Des alternatives indisponibles

L’État français finance un programme de recherche pour trouver des alternatives aux néonicotinoïdes. L’amélioration génétique des semences demandera du temps. La généralisation de techniques de cultures limitant la prolifération du puceron et encourageant la multiplication de ses prédateurs (coccinelles, syrphes, etc.) aussi.

« Mettre en place des moyens alternatifs aux néonicotinoïdes, personne n’est contre, le tout est de savoir combien de temps sera nécessaire à l’accomplissement de cette mutation », souligne Pascal Zundel. La filière bio reste insuffisamment développée pour devenir un véritable recours. Elle n’a en effet que quelques années d’existence en France.

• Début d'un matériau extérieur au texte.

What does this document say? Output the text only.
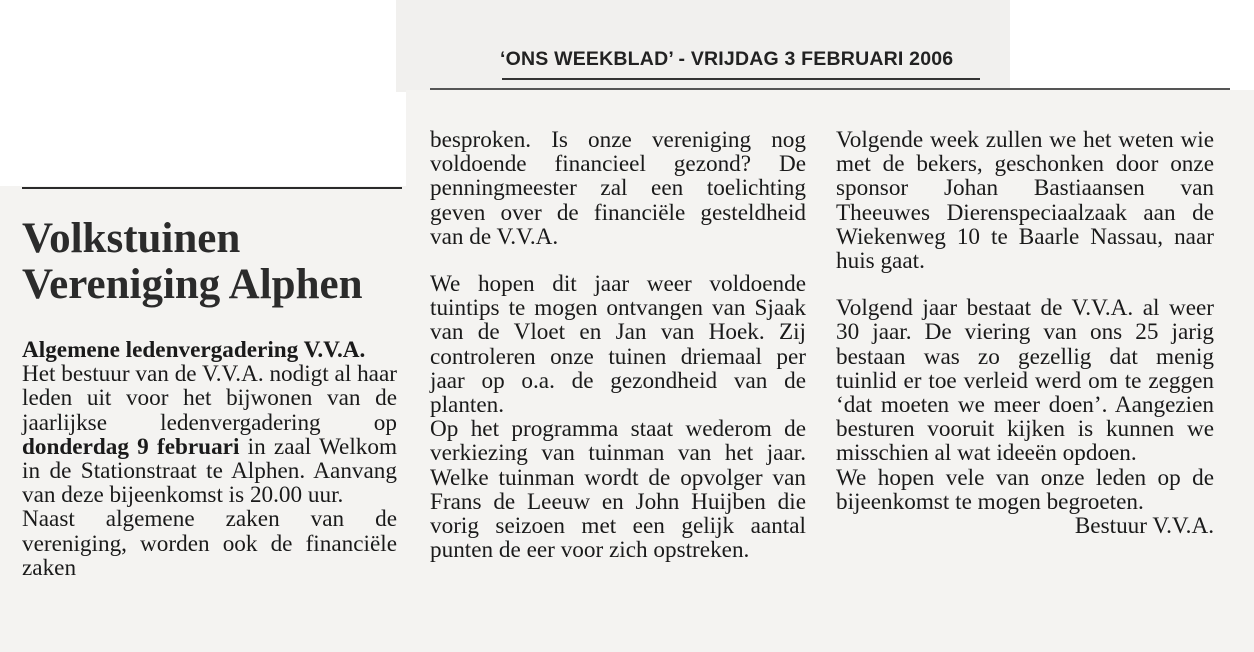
‘ONS WEEKBLAD’ - VRIJDAG 3 FEBRUARI 2006
Volkstuinen
Vereniging Alphen

Algemene ledenvergadering V.V.A.

Het bestuur van de V.V.A. nodigt al haar leden uit voor het bijwonen van de jaarlijkse ledenvergadering op donderdag 9 februari in zaal Welkom in de Stationstraat te Alphen. Aanvang van deze bijeenkomst is 20.00 uur.

Naast algemene zaken van de vereniging, worden ook de financiële zaken

besproken. Is onze vereniging nog voldoende financieel gezond? De penningmeester zal een toelichting geven over de financiële gesteldheid van de V.V.A.

We hopen dit jaar weer voldoende tuintips te mogen ontvangen van Sjaak van de Vloet en Jan van Hoek. Zij controleren onze tuinen driemaal per jaar op o.a. de gezondheid van de planten.

Op het programma staat wederom de verkiezing van tuinman van het jaar. Welke tuinman wordt de opvolger van Frans de Leeuw en John Huijben die vorig seizoen met een gelijk aantal punten de eer voor zich opstreken.

Volgende week zullen we het weten wie met de bekers, geschonken door onze sponsor Johan Bastiaansen van Theeuwes Dierenspeciaalzaak aan de Wiekenweg 10 te Baarle Nassau, naar huis gaat.

Volgend jaar bestaat de V.V.A. al weer 30 jaar. De viering van ons 25 jarig bestaan was zo gezellig dat menig tuinlid er toe verleid werd om te zeggen ‘dat moeten we meer doen’. Aangezien besturen vooruit kijken is kunnen we misschien al wat ideeën opdoen.

We hopen vele van onze leden op de bijeenkomst te mogen begroeten.

Bestuur V.V.A.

Un budget sucre en hausse de 15 %

En attendant, les professionnels subissent. « Entre 2021 et 2023, mon budget sucre a plus que doublé alors que les quantités produites ont progressé de 15 %, témoigne Pascal Zundel. Pour l’année 2023, cela représente environ 5 % de mes coûts de revient ».

Selon lui, la marge nette (Ebitda) des entreprises de confiserie est en moyenne inférieure à 10 % de leur chiffre d’affaires. Si la totalité d’entre elles accusent une hausse de cinq points de leurs coûts en sucre et sirop de glucose, « nombre d’entre elles verront leur bénéfice réduit à zéro, voire de devenir déficitaires. Et ce, sans tenir compte des coûts de l’énergie qui flambent eux aussi », déplore-t-il.

Les prix de ventes peuvent-ils encore augmenter ?

L’an dernier, « notre industrie a obtenu des hausses de prix en moyenne compris entre 10 et 20 %. Mais comment faire passer deux années de suite de telles augmentations quand les salaires des consommateurs augmentent au mieux de 3 à 4 % par an ? », interroge le patron des confiseurs. « Espérons que les compensations gouvernementales auront une action modératrice sur le niveau des prix du sucre », poursuit-il.

En septembre dernier, le prix moyen du sucre a atteint 512 € par tonne, soit une augmentation 104 €/t par rapport à septembre 2021, relate le dernier rapport d’activité de Saint-Louis Sucre.Aux dernières nouvelles, la production de la campagne 2022-2023 pourrait être en légère hausse. Mais il n’est pas certain qu’elle suffira à faire baisser les cours. « Il ne nous reste plus à espérer que les conditions climatiques soient défavorables à la prolifération des pucerons… », se résigne Pascal Zundel.